More worrisome, RAM is becoming more persistent with technologies like non-volatile memory in DDR3 form factors. By design, these memory technologies persist contents of memory when power is lost — just like a disk. Attackers could simply walk away with a memory DIMM containing not only private data and software, but also critical cryptographic keys used to secure data at-rest encryption.
PrivateCore’s philosophy to addressing vulnerabilities in hardware and the risk of persistent memory is to minimize the number of components that users must trust in a server. With today’s technology, it’s possible to reduce a server’s security boundary to just one component: the CPU. From just the CPU, it’s possible to establish a trusted compute base safe from the rest of the components in the system.

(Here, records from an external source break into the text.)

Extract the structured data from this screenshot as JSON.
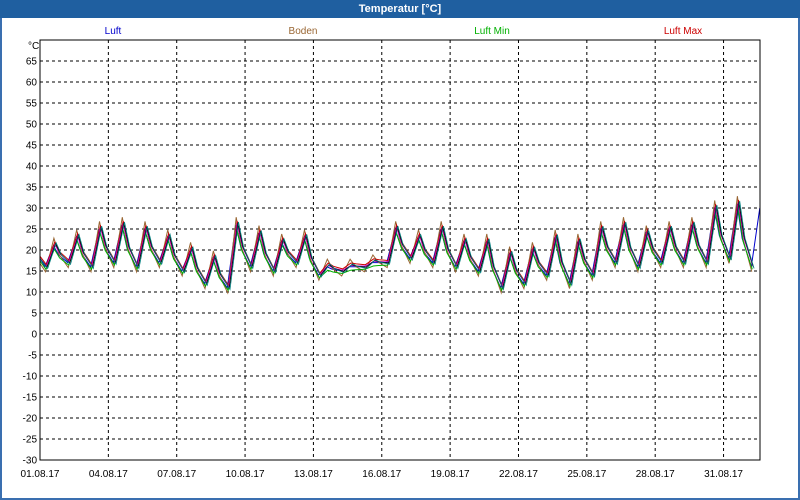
{
  "window": {
    "title": "Temperatur [°C]"
  },
  "chart_data": {
    "type": "line",
    "title": "Temperatur [°C]",
    "ylabel": "°C",
    "ylim": [
      -30,
      70
    ],
    "yticks": [
      65,
      60,
      55,
      50,
      45,
      40,
      35,
      30,
      25,
      20,
      15,
      10,
      5,
      0,
      -5,
      -10,
      -15,
      -20,
      -25,
      -30
    ],
    "xlim": [
      0,
      31.6
    ],
    "xticks": [
      {
        "x": 0,
        "label": "01.08.17"
      },
      {
        "x": 3,
        "label": "04.08.17"
      },
      {
        "x": 6,
        "label": "07.08.17"
      },
      {
        "x": 9,
        "label": "10.08.17"
      },
      {
        "x": 12,
        "label": "13.08.17"
      },
      {
        "x": 15,
        "label": "16.08.17"
      },
      {
        "x": 18,
        "label": "19.08.17"
      },
      {
        "x": 21,
        "label": "22.08.17"
      },
      {
        "x": 24,
        "label": "25.08.17"
      },
      {
        "x": 27,
        "label": "28.08.17"
      },
      {
        "x": 30,
        "label": "31.08.17"
      }
    ],
    "grid": true,
    "legend_position": "top",
    "daily_minmax": [
      [
        16,
        21
      ],
      [
        17,
        23
      ],
      [
        16,
        25
      ],
      [
        17,
        26
      ],
      [
        16,
        25
      ],
      [
        17,
        23
      ],
      [
        15,
        20
      ],
      [
        12,
        18
      ],
      [
        11,
        26
      ],
      [
        16,
        24
      ],
      [
        15,
        22
      ],
      [
        17,
        23
      ],
      [
        14,
        16
      ],
      [
        15,
        16
      ],
      [
        16,
        17
      ],
      [
        17,
        25
      ],
      [
        18,
        23
      ],
      [
        17,
        25
      ],
      [
        16,
        22
      ],
      [
        15,
        22
      ],
      [
        11,
        19
      ],
      [
        12,
        20
      ],
      [
        14,
        23
      ],
      [
        12,
        22
      ],
      [
        14,
        25
      ],
      [
        17,
        26
      ],
      [
        16,
        24
      ],
      [
        17,
        25
      ],
      [
        17,
        26
      ],
      [
        17,
        30
      ],
      [
        18,
        31
      ],
      [
        16,
        30
      ],
      [
        14,
        19
      ],
      [
        14,
        16
      ]
    ],
    "series": [
      {
        "name": "Luft",
        "color": "#0000cc",
        "offsetLow": 0,
        "offsetHigh": 0
      },
      {
        "name": "Boden",
        "color": "#996633",
        "offsetLow": -1.2,
        "offsetHigh": 1.8
      },
      {
        "name": "Luft Min",
        "color": "#00b000",
        "offsetLow": -0.6,
        "offsetHigh": -0.8
      },
      {
        "name": "Luft Max",
        "color": "#cc0000",
        "offsetLow": 0.5,
        "offsetHigh": 0.9
      }
    ],
    "extra_series_colors": [
      "#cc00cc",
      "#000000",
      "#008080"
    ]
  }
}
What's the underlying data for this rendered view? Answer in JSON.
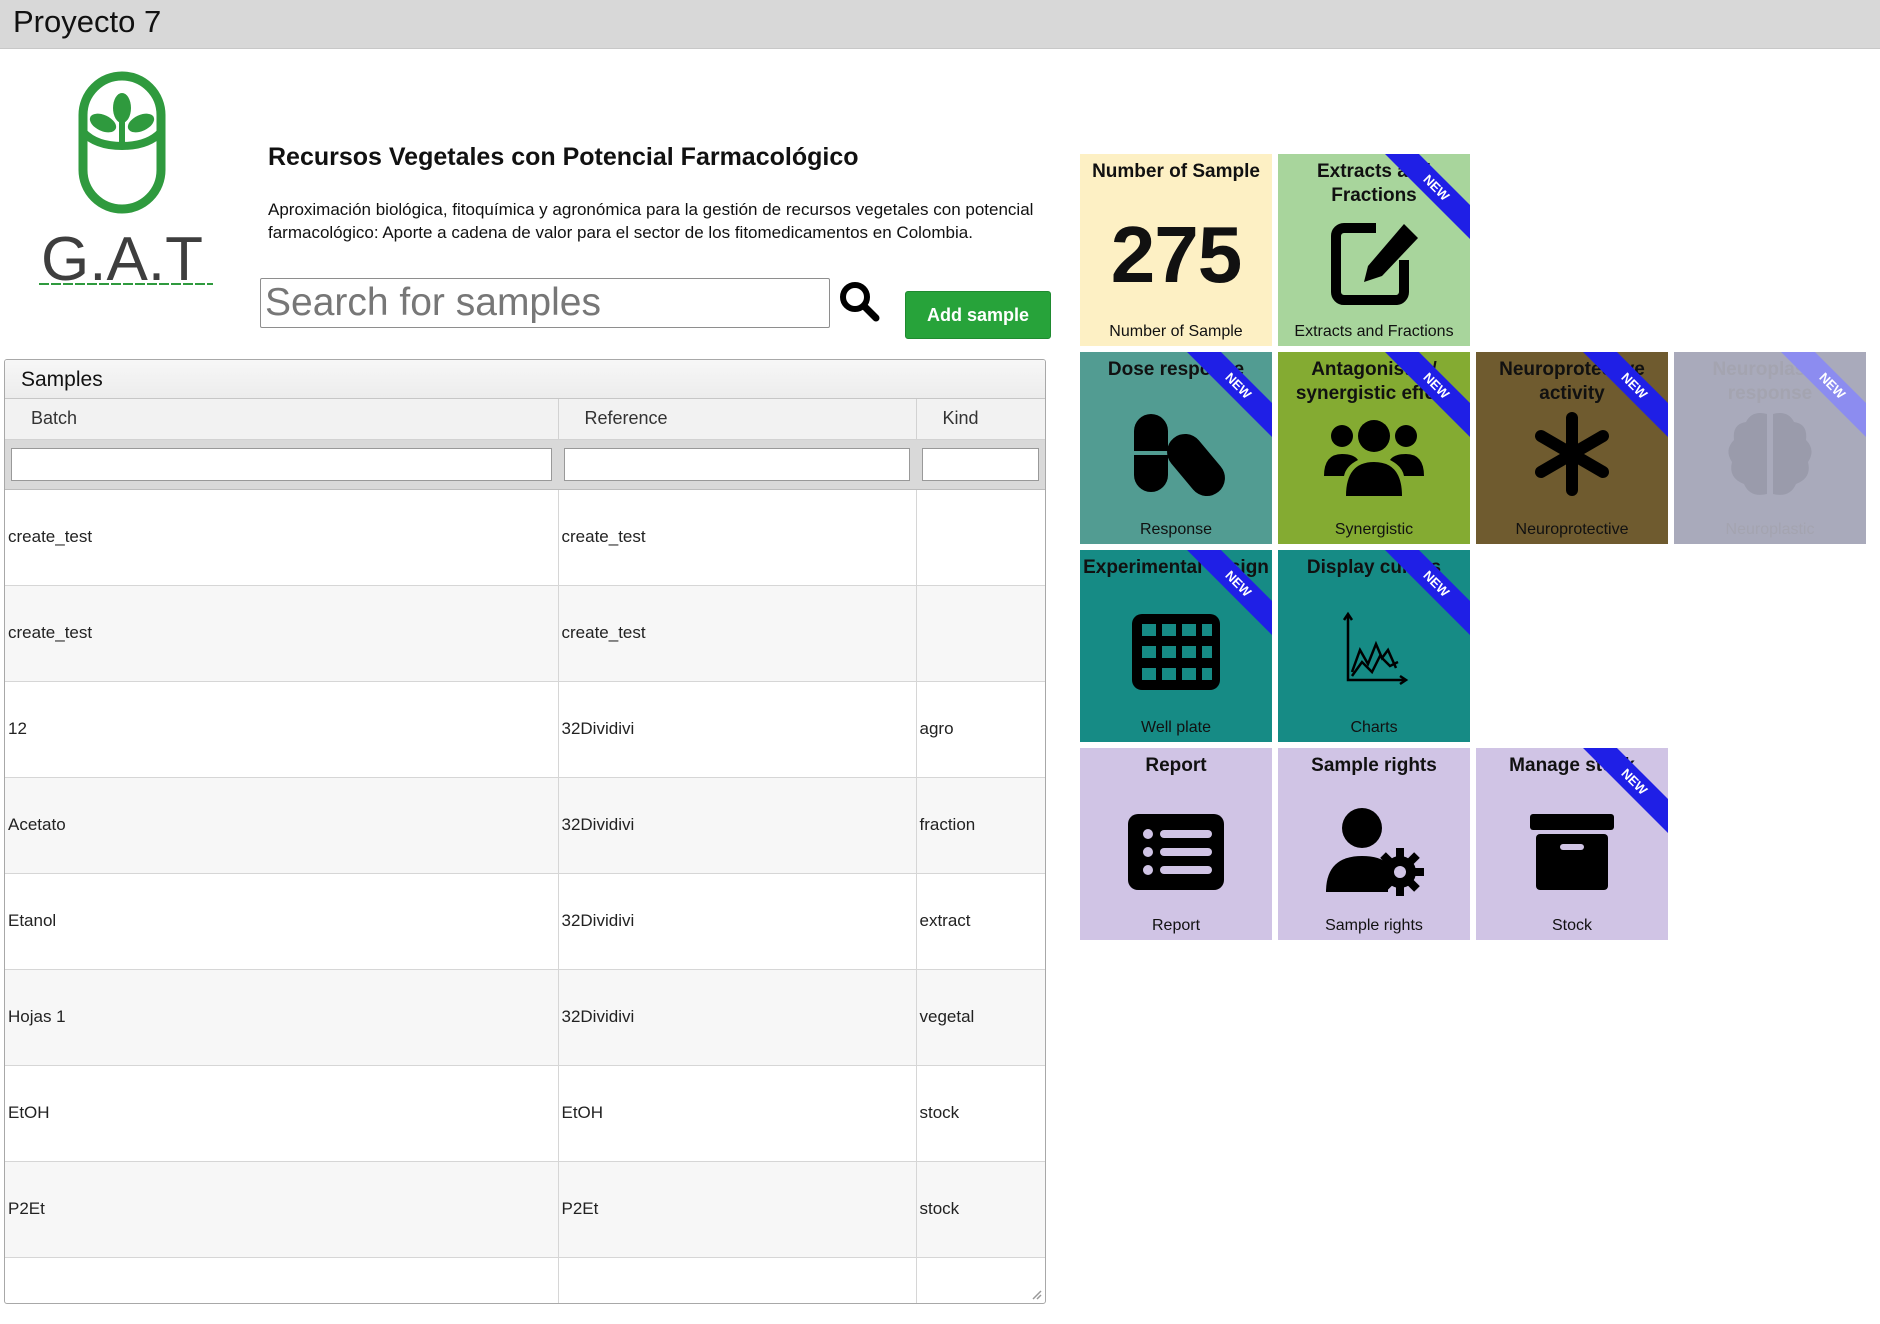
{
  "window": {
    "title": "Proyecto 7"
  },
  "logo": {
    "text": "G.A.T"
  },
  "header": {
    "title": "Recursos Vegetales con Potencial Farmacológico",
    "description": "Aproximación biológica, fitoquímica y agronómica para la gestión de recursos vegetales con potencial farmacológico: Aporte a cadena de valor para el sector de los fitomedicamentos en Colombia."
  },
  "search": {
    "placeholder": "Search for samples",
    "value": ""
  },
  "add_button": {
    "label": "Add sample"
  },
  "samples_panel": {
    "title": "Samples",
    "columns": [
      "Batch",
      "Reference",
      "Kind"
    ],
    "rows": [
      {
        "batch": "create_test",
        "reference": "create_test",
        "kind": ""
      },
      {
        "batch": "create_test",
        "reference": "create_test",
        "kind": ""
      },
      {
        "batch": "12",
        "reference": "32Dividivi",
        "kind": "agro"
      },
      {
        "batch": "Acetato",
        "reference": "32Dividivi",
        "kind": "fraction"
      },
      {
        "batch": "Etanol",
        "reference": "32Dividivi",
        "kind": "extract"
      },
      {
        "batch": "Hojas 1",
        "reference": "32Dividivi",
        "kind": "vegetal"
      },
      {
        "batch": "EtOH",
        "reference": "EtOH",
        "kind": "stock"
      },
      {
        "batch": "P2Et",
        "reference": "P2Et",
        "kind": "stock"
      }
    ]
  },
  "tiles": {
    "number_of_sample": {
      "title": "Number of Sample",
      "value": "275",
      "label": "Number of Sample",
      "color": "#fdf0c4"
    },
    "extracts": {
      "title": "Extracts and Fractions",
      "label": "Extracts and Fractions",
      "badge": "NEW",
      "icon": "edit-icon",
      "color": "#a8d59c"
    },
    "dose_response": {
      "title": "Dose response",
      "label": "Response",
      "badge": "NEW",
      "icon": "pills-icon",
      "color": "#529c92"
    },
    "antagonistic": {
      "title": "Antagonistic / synergistic effect",
      "label": "Synergistic",
      "badge": "NEW",
      "icon": "users-icon",
      "color": "#84ab32"
    },
    "neuroprotective": {
      "title": "Neuroprotective activity",
      "label": "Neuroprotective",
      "badge": "NEW",
      "icon": "asterisk-icon",
      "color": "#6f5b2f"
    },
    "neuroplastic": {
      "title": "Neuroplastic response",
      "label": "Neuroplastic",
      "badge": "NEW",
      "icon": "brain-icon",
      "color": "#a9aabb"
    },
    "experimental_design": {
      "title": "Experimental design",
      "label": "Well plate",
      "badge": "NEW",
      "icon": "grid-icon",
      "color": "#168b85"
    },
    "display_curves": {
      "title": "Display curves",
      "label": "Charts",
      "badge": "NEW",
      "icon": "chart-icon",
      "color": "#168b85"
    },
    "report": {
      "title": "Report",
      "label": "Report",
      "icon": "list-icon",
      "color": "#d0c4e5"
    },
    "sample_rights": {
      "title": "Sample rights",
      "label": "Sample rights",
      "icon": "user-gear-icon",
      "color": "#d0c4e5"
    },
    "manage_stock": {
      "title": "Manage stock",
      "label": "Stock",
      "badge": "NEW",
      "icon": "archive-icon",
      "color": "#d0c4e5"
    }
  }
}
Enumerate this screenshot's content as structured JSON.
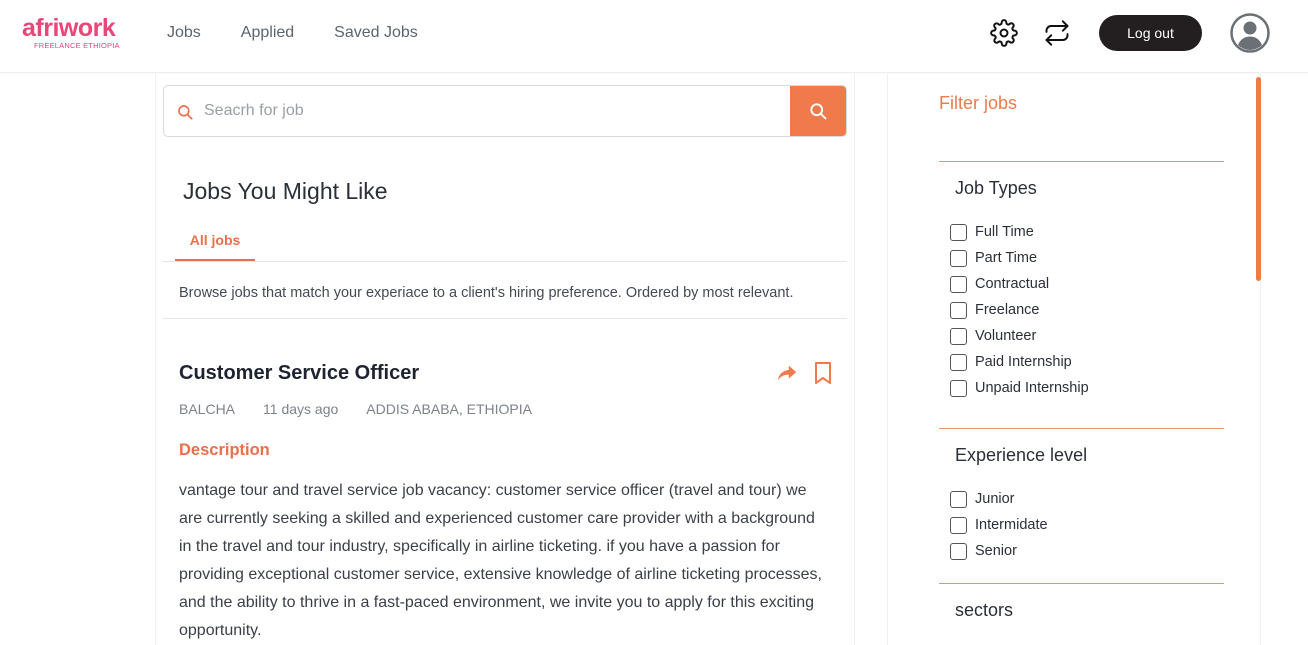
{
  "header": {
    "logo_text": "afriwork",
    "logo_sub": "FREELANCE ETHIOPIA",
    "nav": [
      {
        "label": "Jobs"
      },
      {
        "label": "Applied"
      },
      {
        "label": "Saved Jobs"
      }
    ],
    "logout_label": "Log out"
  },
  "search": {
    "placeholder": "Seacrh for job"
  },
  "section": {
    "title": "Jobs You Might Like",
    "tab_label": "All jobs",
    "browse_text": "Browse jobs that match your experiace to a client's hiring preference. Ordered by most relevant."
  },
  "job": {
    "title": "Customer Service Officer",
    "company": "BALCHA",
    "posted": "11 days ago",
    "location": "ADDIS ABABA, ETHIOPIA",
    "description_heading": "Description",
    "description": "vantage tour and travel service job vacancy: customer service officer (travel and tour) we are currently seeking a skilled and experienced customer care provider with a background in the travel and tour industry, specifically in airline ticketing. if you have a passion for providing exceptional customer service, extensive knowledge of airline ticketing processes, and the ability to thrive in a fast-paced environment, we invite you to apply for this exciting opportunity."
  },
  "filter": {
    "title": "Filter jobs",
    "job_types_heading": "Job Types",
    "job_types": [
      {
        "label": "Full Time"
      },
      {
        "label": "Part Time"
      },
      {
        "label": "Contractual"
      },
      {
        "label": "Freelance"
      },
      {
        "label": "Volunteer"
      },
      {
        "label": "Paid Internship"
      },
      {
        "label": "Unpaid Internship"
      }
    ],
    "experience_heading": "Experience level",
    "experience": [
      {
        "label": "Junior"
      },
      {
        "label": "Intermidate"
      },
      {
        "label": "Senior"
      }
    ],
    "sectors_heading": "sectors"
  },
  "colors": {
    "accent": "#f07a4c",
    "logo_pink": "#e9467a",
    "logout_bg": "#231f20"
  },
  "icons": [
    "settings-gear-icon",
    "switch-role-icon",
    "user-avatar-icon",
    "search-icon",
    "share-icon",
    "bookmark-icon"
  ]
}
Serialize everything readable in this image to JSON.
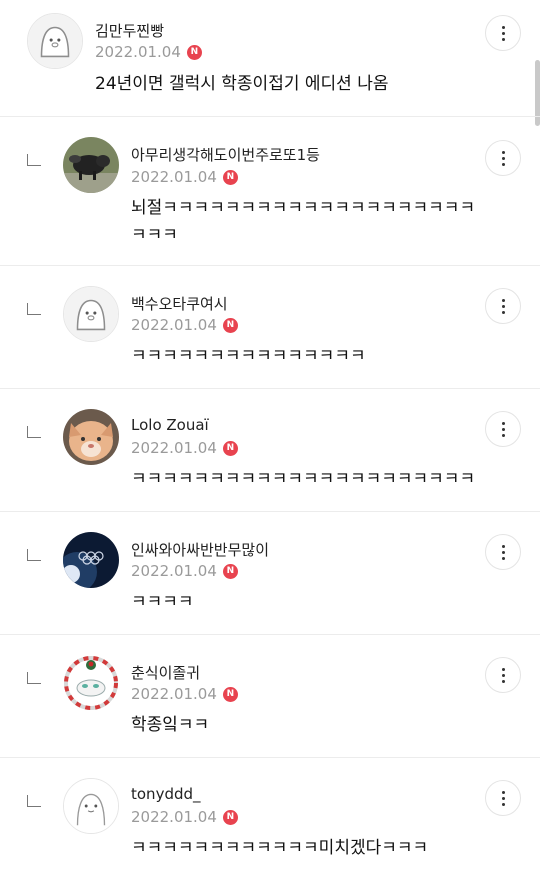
{
  "comments": [
    {
      "nick": "김만두찐빵",
      "date": "2022.01.04",
      "badge": "N",
      "text": "24년이면 갤럭시 학종이접기 에디션 나옴",
      "avatar": "default-penguin-avatar",
      "reply": false
    },
    {
      "nick": "아무리생각해도이번주로또1등",
      "date": "2022.01.04",
      "badge": "N",
      "text": "뇌절ㅋㅋㅋㅋㅋㅋㅋㅋㅋㅋㅋㅋㅋㅋㅋㅋㅋㅋㅋㅋㅋㅋㅋ",
      "avatar": "pig-photo-avatar",
      "reply": true
    },
    {
      "nick": "백수오타쿠여시",
      "date": "2022.01.04",
      "badge": "N",
      "text": "ㅋㅋㅋㅋㅋㅋㅋㅋㅋㅋㅋㅋㅋㅋㅋ",
      "avatar": "default-penguin-avatar",
      "reply": true
    },
    {
      "nick": "Lolo Zouaï",
      "date": "2022.01.04",
      "badge": "N",
      "text": "ㅋㅋㅋㅋㅋㅋㅋㅋㅋㅋㅋㅋㅋㅋㅋㅋㅋㅋㅋㅋㅋㅋ",
      "avatar": "cat-photo-avatar",
      "reply": true
    },
    {
      "nick": "인싸와아싸반반무많이",
      "date": "2022.01.04",
      "badge": "N",
      "text": "ㅋㅋㅋㅋ",
      "avatar": "olympic-rings-avatar",
      "reply": true
    },
    {
      "nick": "춘식이졸귀",
      "date": "2022.01.04",
      "badge": "N",
      "text": "학종잌ㅋㅋ",
      "avatar": "character-wreath-avatar",
      "reply": true
    },
    {
      "nick": "tonyddd_",
      "date": "2022.01.04",
      "badge": "N",
      "text": "ㅋㅋㅋㅋㅋㅋㅋㅋㅋㅋㅋㅋ미치겠다ㅋㅋㅋ",
      "avatar": "bear-drawing-avatar",
      "reply": true
    }
  ],
  "icons": {
    "more": "more-vertical-icon",
    "reply": "reply-arrow-icon",
    "new": "new-badge"
  },
  "colors": {
    "badge": "#e8434f",
    "date": "#9a9a9a",
    "divider": "#ececec"
  }
}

Protecting against hardware threats is not easy. Some organizations closely audit their supply chains to ensure the provenance of firmware and devices in their systems, and operate their servers in tightly controlled physical environments. For cloud environments or remote locations, this may not be an option. In those cases, minimizing the trust perimeter to a single component may be the best option to reduce the threat of hardware vulnerabilities and protect sensitive data in-use.